Intolleranze alimentari, secondo la scienza non esistono

L'immunologo e allergologo Andrea Speciani conferma che in realtà le intolleranze non eistono, sulla base di alcuni studi

L'immunologo e allergologo Andrea Speciani conferma che in realtà le intolleranze non eistono

Le intolleranze alimentari sono un argomento delicato. In un momento storico in cui il “free” sembra sempre più necessario al moltiplicarsi delle intolleranze, e invade con prepotenza i supermercati, c’è chi va contro questa tendenza. Alcuni dati del Rapporto Eurispes Italia 2019 sostengono che la maggior parte degli intervistati che compra prodotti senza lattosio o senza lievito non ha in realtà una vera e propria intolleranza.

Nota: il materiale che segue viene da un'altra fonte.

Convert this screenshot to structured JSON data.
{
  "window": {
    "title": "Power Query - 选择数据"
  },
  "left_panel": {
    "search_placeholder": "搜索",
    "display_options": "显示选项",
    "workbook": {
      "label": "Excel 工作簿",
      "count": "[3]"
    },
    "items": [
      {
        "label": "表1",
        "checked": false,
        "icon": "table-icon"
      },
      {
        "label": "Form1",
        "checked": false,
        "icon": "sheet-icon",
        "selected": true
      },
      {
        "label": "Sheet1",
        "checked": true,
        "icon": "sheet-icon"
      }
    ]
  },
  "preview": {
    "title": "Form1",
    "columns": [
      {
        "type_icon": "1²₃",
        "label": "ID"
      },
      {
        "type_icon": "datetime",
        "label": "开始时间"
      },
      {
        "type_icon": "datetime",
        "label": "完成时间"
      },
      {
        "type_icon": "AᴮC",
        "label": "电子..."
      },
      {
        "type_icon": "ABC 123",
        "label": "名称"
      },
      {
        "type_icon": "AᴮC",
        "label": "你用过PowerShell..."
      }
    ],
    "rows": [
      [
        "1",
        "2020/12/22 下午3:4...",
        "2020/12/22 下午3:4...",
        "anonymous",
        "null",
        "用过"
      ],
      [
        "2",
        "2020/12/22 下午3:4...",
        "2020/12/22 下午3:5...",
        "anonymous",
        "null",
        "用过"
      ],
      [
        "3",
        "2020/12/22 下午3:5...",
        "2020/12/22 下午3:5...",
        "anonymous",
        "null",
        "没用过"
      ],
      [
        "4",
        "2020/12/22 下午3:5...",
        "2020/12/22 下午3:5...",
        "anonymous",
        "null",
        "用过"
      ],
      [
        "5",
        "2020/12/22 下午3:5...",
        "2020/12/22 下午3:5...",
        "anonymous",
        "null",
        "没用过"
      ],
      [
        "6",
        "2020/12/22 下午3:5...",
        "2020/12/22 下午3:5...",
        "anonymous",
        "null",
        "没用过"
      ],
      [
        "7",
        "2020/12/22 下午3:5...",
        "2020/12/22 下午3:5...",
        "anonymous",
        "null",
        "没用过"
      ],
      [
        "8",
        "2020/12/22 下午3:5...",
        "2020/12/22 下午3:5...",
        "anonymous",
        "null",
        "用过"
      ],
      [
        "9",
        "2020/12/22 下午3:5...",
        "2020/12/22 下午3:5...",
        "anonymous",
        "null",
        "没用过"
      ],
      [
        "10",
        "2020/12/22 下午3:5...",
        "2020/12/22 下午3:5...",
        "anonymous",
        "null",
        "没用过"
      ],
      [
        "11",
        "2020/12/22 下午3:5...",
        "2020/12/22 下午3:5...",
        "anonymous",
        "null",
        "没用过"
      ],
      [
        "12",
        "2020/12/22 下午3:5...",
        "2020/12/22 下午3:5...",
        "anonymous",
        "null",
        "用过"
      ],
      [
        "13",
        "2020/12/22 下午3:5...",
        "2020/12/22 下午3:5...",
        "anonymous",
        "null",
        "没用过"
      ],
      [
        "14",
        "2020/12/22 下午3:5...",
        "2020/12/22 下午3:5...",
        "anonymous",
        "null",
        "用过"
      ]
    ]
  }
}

“Le intolleranze non esistono”

A confermare l’ipotesi ci sono le spiegazione dell’allergologo e immunologo Andrea Speciani. Con la pubblicazione del libro “Le intolleranze non esitono” (LSWR edizioni) cerca di fare chiarezza in merito alle intolleranze alimentari. Secondo quanto riporta Speciani, uno studio dell’Università di Helsinki ha messo in luce come sia possibile una riduzione delle diete dovute alle intolleranze senza conseguenze per la salute. E’ stato proposto nelle scuole un questionario semplificato per le allergie e le intolleranze, in cui venivano incluse però solo domande inerenti al diabete e alle uniche due intolleranze scientificamente provate, ovvero quella al glutine e quella al lattosio. In questo modo le diete preparate per i bambini sono aumentate e e non ci sono state conseguenze per la salute.

Il problema alla base


Speciani sostiene, come riporta Elle, che grazie a nuovi esami oggi siamo in grado di stabilire che “alla base di molti sintomi e disturbi finora spiegati con le “intolleranze”, c’è in realtà un’infiammazione correlata a ciò che mangiamo. Ma, cosa più grave, è che questo atteggiamento ha portato a considerare il cibo un nemico da togliere dalla nostra tavola, quando è proprio l’eliminazione totale di un alimento a provocare un danno al nostro organismo”.
“Il punto è proprio questo: non sono i singoli alimenti a dare fastidio, bensì la modalità ripetitiva con cui li assumiamo”, ha precisato Speciani. E dunque, il punto è modulare l’assunzione di cibi in modo che non provochino l’infiammazione.